The subform CONTROL needs a SourceObject to specify which form it contains. A main form does not have a SourceObject.
Likewise, I haven't figured out a successful strategy for navigating the in-app help system
Access help has been getting steadly worse since A97. It's gotten to the point now that you can hardly get syntax using it let alone guidence. There is better organized documentation in the MSDN library.
I simply set the "Source Object" to the appropriate table (from a dropdown list).
Bad move. Everything user facing should be a form or report. You don't have events with tables and queries so you can't do anything to protect the user. Take the time to make a form. You can use the wizard to generate one that looks like a datasheet if that is the look you are going for but it will give you all the control you need. This may be the root of all the problems you have been having.

In general I feel that you are over-thinking this. Access is a rapid application development environment and common things such as subforms on mainforms don't require custom code to function correctly. Don't spend a lot of time trying to figure out how you can encapsulate things, you'll give yourself a headache.
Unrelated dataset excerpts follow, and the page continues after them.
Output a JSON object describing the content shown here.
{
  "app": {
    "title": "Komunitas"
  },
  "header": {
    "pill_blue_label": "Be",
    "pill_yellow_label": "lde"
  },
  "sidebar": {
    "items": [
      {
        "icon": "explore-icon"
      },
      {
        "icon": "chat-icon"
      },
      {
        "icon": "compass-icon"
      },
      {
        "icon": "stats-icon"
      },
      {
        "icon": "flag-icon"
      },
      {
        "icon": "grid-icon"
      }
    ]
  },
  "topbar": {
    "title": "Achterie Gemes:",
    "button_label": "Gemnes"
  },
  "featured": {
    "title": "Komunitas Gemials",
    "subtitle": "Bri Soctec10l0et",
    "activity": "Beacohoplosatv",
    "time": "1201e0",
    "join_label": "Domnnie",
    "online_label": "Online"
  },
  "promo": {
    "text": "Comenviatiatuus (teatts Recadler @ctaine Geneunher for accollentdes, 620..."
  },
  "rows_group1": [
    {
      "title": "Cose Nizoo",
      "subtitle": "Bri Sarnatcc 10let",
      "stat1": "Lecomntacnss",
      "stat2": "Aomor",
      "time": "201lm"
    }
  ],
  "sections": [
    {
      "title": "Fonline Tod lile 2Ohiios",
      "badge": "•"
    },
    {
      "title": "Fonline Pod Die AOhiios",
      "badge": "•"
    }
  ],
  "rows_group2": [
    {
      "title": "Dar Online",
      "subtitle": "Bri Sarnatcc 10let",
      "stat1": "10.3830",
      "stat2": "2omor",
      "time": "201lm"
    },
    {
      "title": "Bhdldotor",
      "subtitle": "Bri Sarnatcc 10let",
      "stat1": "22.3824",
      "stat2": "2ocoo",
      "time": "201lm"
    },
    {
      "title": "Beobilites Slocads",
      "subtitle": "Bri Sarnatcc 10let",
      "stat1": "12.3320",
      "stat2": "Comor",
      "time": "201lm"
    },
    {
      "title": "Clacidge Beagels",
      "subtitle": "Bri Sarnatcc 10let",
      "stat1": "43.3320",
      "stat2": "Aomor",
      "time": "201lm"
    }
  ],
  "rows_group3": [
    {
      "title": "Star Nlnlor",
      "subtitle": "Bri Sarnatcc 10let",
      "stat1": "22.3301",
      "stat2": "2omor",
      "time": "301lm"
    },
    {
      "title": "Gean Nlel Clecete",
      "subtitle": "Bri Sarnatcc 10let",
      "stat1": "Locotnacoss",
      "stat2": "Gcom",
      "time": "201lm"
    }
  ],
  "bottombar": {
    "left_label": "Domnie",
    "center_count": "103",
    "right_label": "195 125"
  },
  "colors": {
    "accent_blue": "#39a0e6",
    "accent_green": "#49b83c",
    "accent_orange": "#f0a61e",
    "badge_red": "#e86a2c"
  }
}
Forms and Reports are class modules and work somewhat they way you would expect as you enstantiate them but going beyond that goes against the natural flow in an Access app and will lead to thousands of lines of useless code and lots of work for no gain.
 
Thanks guys for you input.

Pat, thanks for you insight and suggestions. I haven't been doing anything with warnings. I did have an unusual implementation of the subform (it wasn't actually a form in the object list), but I later changed that to a more typical implementation...not that that fixed things by itself. In absence of an explanation on how my code change served as a solution, I tend to agree with mdlueck's assessment of Access being Access. Other than that, I'm probably just making things hard on myself because I pushed forward in development despite the fact that I've forgotten most of what I used to know. I probably should have approached it like I was designing in Access for the very first time.

Anyway, thanks again. Please feel free to close this topic.